Inpatient Facility Coding & Compliance Alert

Reader Question:

Get More Details Before Coding Acute Conditions in Home Care

Question: I’m shifting from our inpatient coding to reporting the hospital’s home care services. What kinds of differences should I expect to find when coding for a patient who moves from the hospital to home care?


New Jersey Subscriber

Answer:  One of the most important issues is knowing how to handle physical conditions for which the patient underwent treatment in the hospital.

Example: Many people assume a condition is resolved because the patient left the hospital or because he had surgery. That leads to the assumption that you can’t report the condition as a primary or secondary diagnosis in home care because it is an “acute condition.” Remember, however, that just because the patient was placed in a wheelchair and wheeled out of the hospital doesn’t mean all the conditions were resolved.
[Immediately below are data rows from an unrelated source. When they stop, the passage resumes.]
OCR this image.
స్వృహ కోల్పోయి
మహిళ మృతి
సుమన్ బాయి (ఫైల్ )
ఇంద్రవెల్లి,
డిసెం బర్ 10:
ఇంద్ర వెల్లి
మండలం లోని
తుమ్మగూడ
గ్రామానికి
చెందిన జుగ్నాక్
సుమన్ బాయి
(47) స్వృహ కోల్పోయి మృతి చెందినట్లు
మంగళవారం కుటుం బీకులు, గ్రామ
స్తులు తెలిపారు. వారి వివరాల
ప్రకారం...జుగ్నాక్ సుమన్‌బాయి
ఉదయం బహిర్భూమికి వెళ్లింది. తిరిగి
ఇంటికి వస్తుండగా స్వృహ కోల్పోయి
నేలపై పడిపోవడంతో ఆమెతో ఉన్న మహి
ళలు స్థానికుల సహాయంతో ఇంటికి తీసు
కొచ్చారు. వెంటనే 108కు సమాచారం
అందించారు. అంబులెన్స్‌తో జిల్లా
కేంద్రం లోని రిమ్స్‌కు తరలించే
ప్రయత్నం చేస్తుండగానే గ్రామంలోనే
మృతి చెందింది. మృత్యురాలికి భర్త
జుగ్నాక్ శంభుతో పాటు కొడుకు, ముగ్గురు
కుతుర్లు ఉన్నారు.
Many conditions that are considered acute can still be coded as current conditions in home care. Take a closer look at the following conditions before assuming they are resolved:

·         Sepsis sometimes continues to be treated at home but many coders think they cannot code sepsis in home care. This is a myth.

·         Myocardial infarctions should be coded as acute for eight weeks.

·         Venous thrombosis and pulmonary embolism should be coded as acute unless the physician states the condition is chronic. These conditions are considered acute for 3-6 months after they occur.

·         Neoplasms are not necessarily resolved after surgery, but some coders treat the cancer as a resolved condition. The default action is to code the neoplasm as current unless you have documentation to prove that the history code is more appropriate.

·         Malignant hypertension is not very common, and is often confused with hypertensive crisis. If the physician documents in the hospital record that the patient has malignant hypertension, then you should code for it as malignant hypertension. When a physician documents “malignant hypertension” or “accelerated hypertension,” it means that there is target organ damage caused by the hypertension. Code for malignant or accelerated hypertension with fourth digit “0,” such as with 401.0 (Essential hypertension; malignant).

Bottom line: Very few diagnosis codes are off-limits for home care, Think twice if someone tells them you cannot code acute conditions in home care.